The idea for the exhibit came from the college’s plan to build a 35,000-square-foot addition to the Hoffberger Science Building, to be called the Science Research Center. The librarians wanted to create an exhibit showing Goucher’s history of scientific innovations.

But they were intrigued to discover, as they began their research, that so many of the women studying science in the early days of the college went on to careers in medicine. So, they decided to narrow the scope of the exhibit. Say, Are You a Doctor or a Lady? was born.

Welsh is the only Goucher faculty member highlighted in the exhibit; the rest are college alumnae. The library team looked through yearbooks, donated papers and correspondence, and other alumnae materials that have been carefully organized over the years to tell these inspiring stories.

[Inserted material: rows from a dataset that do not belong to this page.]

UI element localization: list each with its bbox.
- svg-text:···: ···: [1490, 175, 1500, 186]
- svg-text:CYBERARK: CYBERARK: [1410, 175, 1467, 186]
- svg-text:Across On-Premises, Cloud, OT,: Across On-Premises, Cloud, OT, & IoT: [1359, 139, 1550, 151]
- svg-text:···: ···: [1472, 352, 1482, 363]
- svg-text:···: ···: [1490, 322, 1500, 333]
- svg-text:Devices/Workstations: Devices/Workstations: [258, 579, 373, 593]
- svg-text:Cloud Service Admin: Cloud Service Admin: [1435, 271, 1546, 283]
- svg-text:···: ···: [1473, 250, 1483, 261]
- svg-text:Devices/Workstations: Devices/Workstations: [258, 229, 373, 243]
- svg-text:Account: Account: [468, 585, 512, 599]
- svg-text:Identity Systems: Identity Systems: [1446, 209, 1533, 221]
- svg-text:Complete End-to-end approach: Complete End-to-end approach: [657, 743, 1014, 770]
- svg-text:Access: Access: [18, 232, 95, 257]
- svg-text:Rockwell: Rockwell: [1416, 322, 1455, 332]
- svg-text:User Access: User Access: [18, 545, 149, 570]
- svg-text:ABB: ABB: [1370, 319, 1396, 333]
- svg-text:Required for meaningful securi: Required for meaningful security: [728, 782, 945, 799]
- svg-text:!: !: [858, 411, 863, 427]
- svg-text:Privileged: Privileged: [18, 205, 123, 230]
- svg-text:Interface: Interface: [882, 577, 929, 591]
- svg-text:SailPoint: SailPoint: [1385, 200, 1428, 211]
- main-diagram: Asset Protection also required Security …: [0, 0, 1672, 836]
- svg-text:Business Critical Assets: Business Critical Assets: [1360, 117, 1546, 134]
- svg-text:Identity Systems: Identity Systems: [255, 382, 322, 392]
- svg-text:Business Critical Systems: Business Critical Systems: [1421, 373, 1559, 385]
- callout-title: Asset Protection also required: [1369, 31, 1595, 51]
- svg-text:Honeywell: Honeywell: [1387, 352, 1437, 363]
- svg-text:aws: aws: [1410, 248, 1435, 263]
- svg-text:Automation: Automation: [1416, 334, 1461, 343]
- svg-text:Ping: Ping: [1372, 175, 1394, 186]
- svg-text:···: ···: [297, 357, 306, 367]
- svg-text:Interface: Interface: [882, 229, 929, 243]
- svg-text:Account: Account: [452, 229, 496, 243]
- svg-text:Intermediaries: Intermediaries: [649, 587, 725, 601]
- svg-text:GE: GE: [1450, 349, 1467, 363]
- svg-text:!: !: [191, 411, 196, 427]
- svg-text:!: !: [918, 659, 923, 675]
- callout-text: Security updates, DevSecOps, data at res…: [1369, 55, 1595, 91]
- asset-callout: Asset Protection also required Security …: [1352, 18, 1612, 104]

Stories like that of Genevieve Miller ’35, who after college went on to Johns Hopkins University, where she became the first person to be awarded a master of arts for studying the history of medicine. Of Florence Siebert 1918, who identified a way to separate proteins from the bacteria that causes tuberculosis, which led to the creation of TB tests. And of Bessie L. Moses 1915, who established the first birth control clinic in Maryland. It is the stories of 13 women, including the first woman to be a contracted surgeon with the army during World War I and the first obstetrician to successfully deliver healthy septuplets.

These are stories that will continue to be told and preserved for future generations. Harner said that she had not heard of some of the women they discovered in their research and was fascinated by their discoveries and impact. “The strength of character it took for them to go out and be a ‘first,’ in their fields” she says, “it’s just amazing.”